3. PHP OPcache loading (~1-3ms): PHP parses your .php files into opcodes (bytecode) and caches them in shared memory (OPcache). Subsequent requests load from cache instead of re-parsing. A cache miss (first request after a PHP update) takes 10-50ms for a full WordPress bootstrap. Cache hits take 1-3ms. Quality hosts enable OPcache with appropriately large memory allocation (128MB+).

4. WordPress bootstrap (~10-30ms): Loading wp-config.php, wp-settings.php, and autoloading active plugin classes. A lean WordPress install (15 plugins) bootstraps in 10-15ms. A bloated install (80+ plugins) bootstraps in 30-80ms as it loads hundreds of class files.

5. Database queries (~5-100ms): WordPress executes 10-50 queries per page load. Each query hits the database server. On NVMe storage with a warm InnoDB buffer pool (queries served from RAM), each query takes 0.5-2ms. On SATA SSD with a cold buffer pool, each query takes 3-15ms. On mechanical HDD (still running in some budget hosting), each query takes 20-100ms.

6. Template rendering (~5-30ms): PHP executes your theme's template files, calling WordPress functions, applying filters, and building the HTML output. A lightweight theme (Twenty Twenty-Four) renders in 5-10ms. A feature-heavy page builder theme (Divi, Elementor) renders in 15-50ms.

7. Output buffering and gzip compression (~2-10ms): The web server compresses the HTML with gzip before sending. A modern CPU compresses a 50KB HTML page in 1-3ms. A legacy CPU takes 5-15ms.

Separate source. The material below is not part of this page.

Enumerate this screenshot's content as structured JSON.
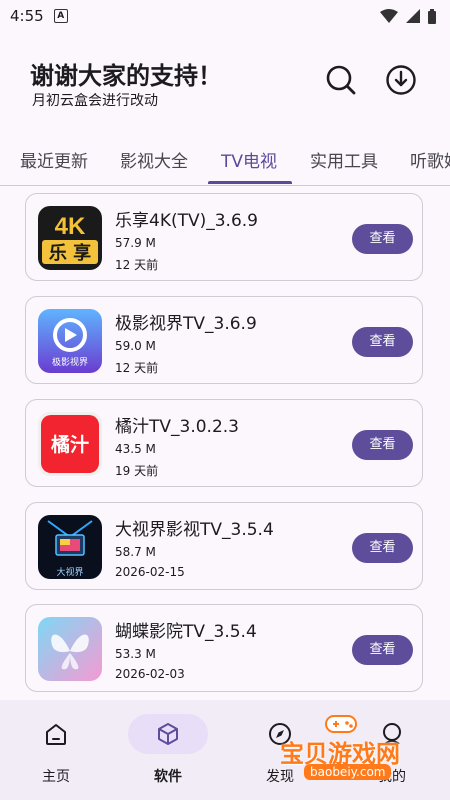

Total for a well-optimized WordPress install on fast hardware: 20-50ms processing time. Total on slow legacy hardware with many plugins: 150-400ms processing time. This is the TTFB range you see in the real world.

HTTP/2 and HTTP/3: What They Change and What They Do Not

A common misconception is that upgrading to HTTP/2 improves TTFB. It does not. HTTP/2 improves asset delivery (everything that happens after TTFB), not the initial server response time.

HTTP/1.1 vs HTTP/2 for TTFB: Both protocols have the same TTFB for the first HTML request. The HTML document is one request. TTFB measures that one request. HTTP/2 multiplexing benefits apply to the subsequent requests for CSS, JavaScript, images, and fonts — all of which happen after TTFB. On a high-latency connection, HTTP/2 can save 200-500ms of total page load time by loading 20 assets over one connection in parallel instead of six connections in sequence. But TTFB is unchanged.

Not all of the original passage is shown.